Commissioned as a Confederate privateer on September 12, 1861, Manassas was seized soon afterwards by Flag Officer G. N. Rollins , CSN, for use in the lower Mississippi River. With Lieutenant A. F. Worley , CSN, in command she participated in Flag Officer Rollins' surprise attack on the Federal blockading squadron at Head of Passes , Mississippi River, on October 12, 1861. In the action Manassas violently rammed USS Richmond, damaging her severely below the water line. Manassas, however, suffered the loss of her prow and smokestack and had her engines temporarily thrown out of gear from the impact. She managed to retire under heavy fire from USS Preble and Richmond whose shells glanced off her armor. Two months after this engagement, Manassas was purchased for direct ownership by the Confederate Government.

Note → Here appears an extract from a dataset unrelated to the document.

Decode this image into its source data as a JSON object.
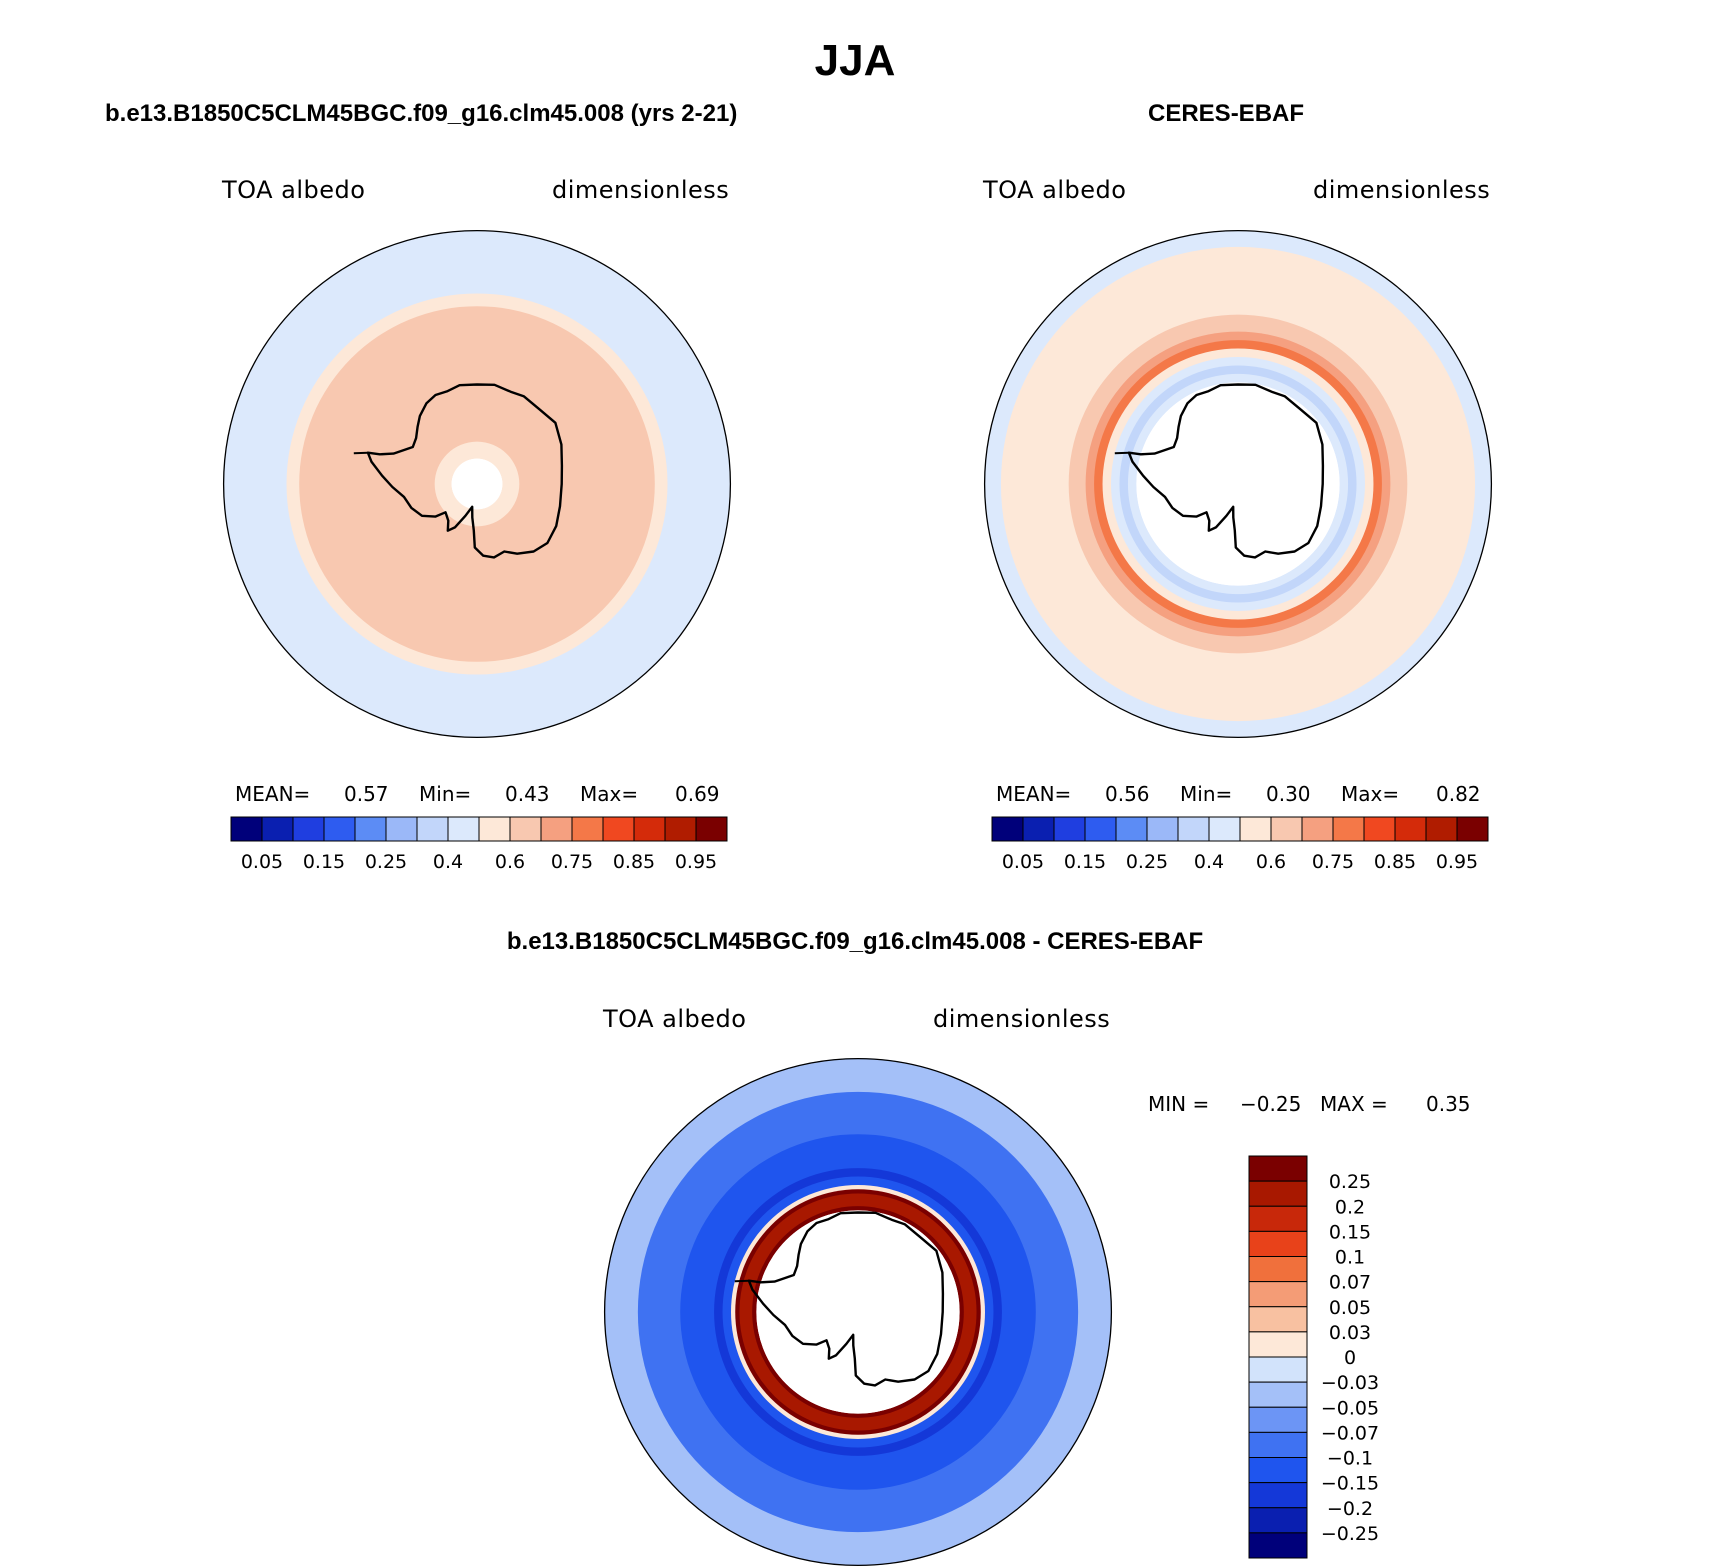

Under Lieutenant Worley, Manassas joined the force of Captain John K. Mitchell , CSN, commanding Confederate naval forces in the lower Mississippi. She participated in the engagement of April 24, 1862 during which Admiral David Farragut, USN, on his way to New Orleans, ran his fleet past the Confederate forts of Fort Jackson and Fort St. Philip . In the action Manassas attempted to ram USS Pensacola, which turned in time to avoid the blow and deliver a broadside at close range. Manassas then ran into murderous fire from the whole line of the Union fleet. She then charged USS Mississippi and delivered a long glancing blow on her hull, firing her only gun as she rammed. Next she rammed USS Brooklyn, again firing her gun, and injuring her rather deeply, but not quite enough to be fatal.
After this action Manassas followed the Union fleet quietly for a while, but as she drew closer Mississippi furiously turned on her. Manassas managed to dodge the blow but was run aground. Her crew escaped as Mississippi poured her heavy broadsides on the stranded Confederate vessel. Later Manassas slipped off the bank and drifted down the river in flames past the Union mortar flotilla. Commander David Dixon Porter, USN, in command of the mortar boats, tried to save her as an engineering curiosity, but Manassas exploded and immediately plunged under water.